突っ込むのも馬鹿馬鹿しい程に、至る所がおかしいのだ。
「マアムはね、ヒュンケルが浮気してんじゃないか、て心配してんのよね」
噴いた。
それは何でも、想像力が豊かすぎる。
「ねぇだろ。絶対に」
「まぁねぇ。私もそう思うんだけどさぁ。万が一ってあるじゃない?」
「ない」
あの阿呆に限って、それはない。
メダパ二食らってもないだろう。
「そっか…まぁ、そうよね〜…
…だけどそんなあり得ないことでさえ想像して不安になっちゃってんのよ、あの子」
「平和。平和だねぇ。全く」
そんなくだらないことで不安になれるのは平和な証拠だ。
そう言うと、少女は視線をきつくする。
「くだらなくなんかないわよ!一大事じゃないの!」
「はいはいそうですね。一大事ですね。大変ですね。困りましたね。
これだけ同意を返してやれば満足か?」
ぷぅ、と子供らしく頬を膨らませて。
そんな顔をしていれば、年相応なのに。
年相応ではいられない立場を思えば、そんなコレも良い気晴らしになっているのかもしれない。

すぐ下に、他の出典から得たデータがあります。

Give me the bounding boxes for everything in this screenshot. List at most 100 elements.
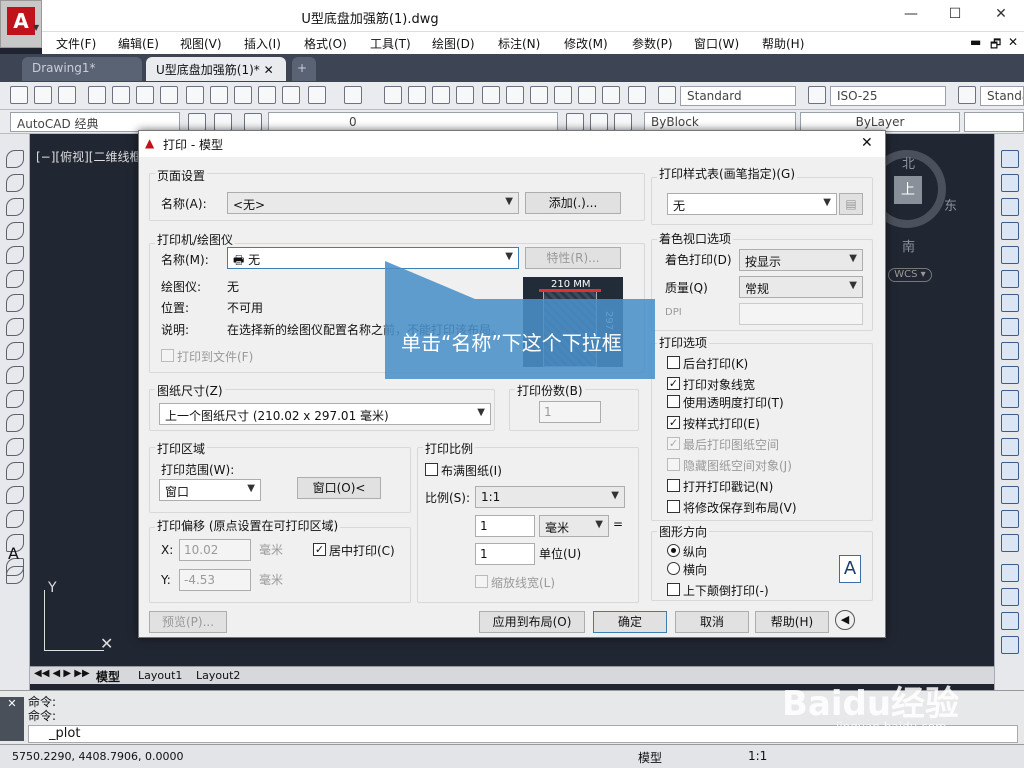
block-editor-icon[interactable]	[282, 86, 300, 104]
doc-restore-button[interactable]: 🗗	[990, 35, 1001, 56]
text-style-select[interactable]: Standard	[680, 86, 796, 106]
doc-minimize-button[interactable]: ▬	[970, 35, 981, 49]
scale-unit-select[interactable]: 毫米 ▼	[539, 515, 609, 537]
compass-east[interactable]: 东	[944, 195, 957, 214]
compass-north[interactable]: 北	[902, 153, 915, 172]
viewcube-top-face[interactable]: 上	[894, 176, 922, 204]
annotation-scale[interactable]: 1:1	[748, 749, 767, 763]
command-close-icon[interactable]: ✕	[0, 697, 24, 741]
plot-transparency-checkbox[interactable]	[667, 395, 680, 408]
design-center-icon[interactable]	[506, 86, 524, 104]
insert-block-icon[interactable]	[6, 414, 24, 432]
fit-to-paper-checkbox[interactable]	[425, 463, 438, 476]
add-selected-icon[interactable]	[6, 566, 24, 584]
plot-style-table-select[interactable]: 无 ▼	[667, 193, 837, 215]
menu-dimension[interactable]: 标注(N)	[498, 35, 540, 52]
center-plot-checkbox[interactable]: ✓	[313, 543, 326, 556]
menu-file[interactable]: 文件(F)	[56, 35, 96, 52]
hatch-icon[interactable]	[6, 486, 24, 504]
polygon-icon[interactable]	[6, 222, 24, 240]
gradient-icon[interactable]	[6, 510, 24, 528]
menu-insert[interactable]: 插入(I)	[244, 35, 281, 52]
more-options-icon[interactable]: ◀	[835, 610, 855, 630]
viewport-label[interactable]: [−][俯视][二维线框]	[36, 148, 146, 165]
plot-range-select[interactable]: 窗口 ▼	[159, 479, 261, 501]
rectangle-icon[interactable]	[6, 246, 24, 264]
redo-icon[interactable]	[344, 86, 362, 104]
arc-icon[interactable]	[6, 270, 24, 288]
preview-button[interactable]: 预览(P)...	[149, 611, 227, 633]
ellipse-arc-icon[interactable]	[6, 390, 24, 408]
blend-icon[interactable]	[1001, 510, 1019, 528]
mirror-icon[interactable]	[1001, 198, 1019, 216]
menu-edit[interactable]: 编辑(E)	[118, 35, 159, 52]
draw-order-icon[interactable]	[1001, 564, 1019, 582]
scale-units-input[interactable]: 1	[475, 543, 535, 565]
sheet-set-icon[interactable]	[554, 86, 572, 104]
break-icon[interactable]	[1001, 414, 1019, 432]
tool-palettes-icon[interactable]	[530, 86, 548, 104]
menu-view[interactable]: 视图(V)	[180, 35, 222, 52]
circle-icon[interactable]	[6, 294, 24, 312]
save-to-layout-checkbox[interactable]	[667, 500, 680, 513]
layout-tab-layout1[interactable]: Layout1	[138, 669, 182, 682]
menu-modify[interactable]: 修改(M)	[564, 35, 608, 52]
dpi-input[interactable]	[739, 303, 863, 325]
copy-icon[interactable]	[210, 86, 228, 104]
line-icon[interactable]	[6, 150, 24, 168]
make-current-layer-icon[interactable]	[566, 113, 584, 131]
ellipse-icon[interactable]	[6, 366, 24, 384]
color-select[interactable]: ByBlock	[644, 112, 796, 132]
compass-south[interactable]: 南	[902, 236, 915, 255]
maximize-button[interactable]: ☐	[940, 6, 970, 26]
new-tab-button[interactable]: +	[292, 57, 316, 81]
layout-nav-arrows-icon[interactable]: ◀◀ ◀ ▶ ▶▶	[34, 668, 90, 679]
cancel-button[interactable]: 取消	[675, 611, 749, 633]
workspace-gear-icon[interactable]	[188, 113, 206, 131]
print-to-file-checkbox[interactable]	[161, 349, 174, 362]
help-icon[interactable]	[628, 86, 646, 104]
copy-object-icon[interactable]	[1001, 174, 1019, 192]
landscape-radio[interactable]	[667, 562, 680, 575]
calculator-icon[interactable]	[602, 86, 620, 104]
save-icon[interactable]	[58, 86, 76, 104]
tab-close-icon[interactable]: ✕	[264, 63, 274, 77]
background-plot-checkbox[interactable]	[667, 356, 680, 369]
revision-cloud-icon[interactable]	[6, 318, 24, 336]
zoom-previous-icon[interactable]	[456, 86, 474, 104]
scale-lineweights-checkbox[interactable]	[475, 575, 488, 588]
fillet-icon[interactable]	[1001, 486, 1019, 504]
tab-drawing1[interactable]: Drawing1*	[22, 57, 142, 81]
dim-style-select[interactable]: ISO-25	[830, 86, 946, 106]
multiline-text-icon[interactable]: A	[8, 544, 19, 563]
spline-icon[interactable]	[6, 342, 24, 360]
wcs-menu[interactable]: WCS ▾	[888, 268, 932, 282]
tab-current-drawing[interactable]: U型底盘加强筋(1)* ✕	[146, 57, 286, 81]
pan-icon[interactable]	[384, 86, 402, 104]
join-icon[interactable]	[1001, 438, 1019, 456]
edit-style-table-icon[interactable]: ▤	[839, 193, 863, 215]
layer-props-icon[interactable]	[244, 113, 262, 131]
trim-icon[interactable]	[1001, 366, 1019, 384]
apply-to-layout-button[interactable]: 应用到布局(O)	[479, 611, 585, 633]
erase-icon[interactable]	[1001, 150, 1019, 168]
menu-format[interactable]: 格式(O)	[304, 35, 347, 52]
model-space-toggle[interactable]: 模型	[638, 749, 662, 766]
paste-icon[interactable]	[234, 86, 252, 104]
add-page-setup-button[interactable]: 添加(.)...	[525, 192, 621, 214]
menu-help[interactable]: 帮助(H)	[762, 35, 804, 52]
table-style-icon[interactable]	[958, 86, 976, 104]
array-icon[interactable]	[1001, 246, 1019, 264]
upside-down-checkbox[interactable]	[667, 583, 680, 596]
menu-window[interactable]: 窗口(W)	[694, 35, 739, 52]
plot-stamp-checkbox[interactable]	[667, 479, 680, 492]
window-pick-button[interactable]: 窗口(O)<	[297, 477, 381, 499]
offset-icon[interactable]	[1001, 222, 1019, 240]
cut-icon[interactable]	[186, 86, 204, 104]
menu-draw[interactable]: 绘图(D)	[432, 35, 475, 52]
layer-previous-icon[interactable]	[590, 113, 608, 131]
polyline-icon[interactable]	[6, 198, 24, 216]
match-prop-icon[interactable]	[258, 86, 276, 104]
publish-icon[interactable]	[136, 86, 154, 104]
point-icon[interactable]	[6, 462, 24, 480]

少女には、こんなくだらないことで悩むことなど許されないのだから。
「不安なら、ヒュン坊に直接聞けばいい」
「それはそうなんだけど…なかなかソレも出来ないみたいなのよね。
ヒュンケルも最近マアムを避けてるみたいだし」
あの阿呆は嘘ひとつ吐くのが下手くそなのか。
どんな生き方をしてきたんだ?
いや、違うか。
あの女のことだから、か。
行きついて、脳裏に浮かぶ憎たらしい面を思い切り殴りたい衝動を抑える。
「だから、にぃにぃ…一肌脱いでやってくれたりなんかしちゃわない?」
微妙に遠回し且つ、断定もしない不思議な言い回しで。
『オネガイ』と頬の横に両手を揃えて小首を傾げる。
本来なら、断る類のことだけれど。
いい加減俺自身、面倒臭くなっていたので。
それにどう転んだところで、結果は見えている。
それをあの馬鹿ひとりが、ああでもないこうでもない、と捏ね繰り回しているだけのこと。
「…いいよ。協力してやる」
俺が笑えば。
応えるように、小娘も笑う。
そしてそこに丁度、ディーノ様がお帰りになった。
「あれ?レオナ来てたんだ。いらっしゃい」
「はぁい、ダイ君」
「ディーノ様、もうおやつ出来るんで手を洗ってきてくださいね」
俺の言葉に、「はぁい」と素直に返事を返して、洗面所に走っていく後ろ姿を眺めながら。
平和。
平和。
眠ってない為、蓄積されたどろりとした疲労が脳髄を溶かすような。
何処か麻痺した感覚に浸る。
「ラーハルト〜!今日のおやつは何〜??」
洗面所から大きな声で。
「フルーツタルトとババロアです」
俺は笑って応えながら。
「やだ、フルーツタルト?ちょっとだけ食べようかしら…」
「お前さ。太るの心配してたんじゃねぇのかよ?」
「だって美味しそうなんだもん」
「まぁ…お前ガリガリだし。少しくらい肉つけた方がいいかもな」
何処までも温くて。
何処までも平和な日常を。
吸収しきれないで、身体のどこかが喘いだ。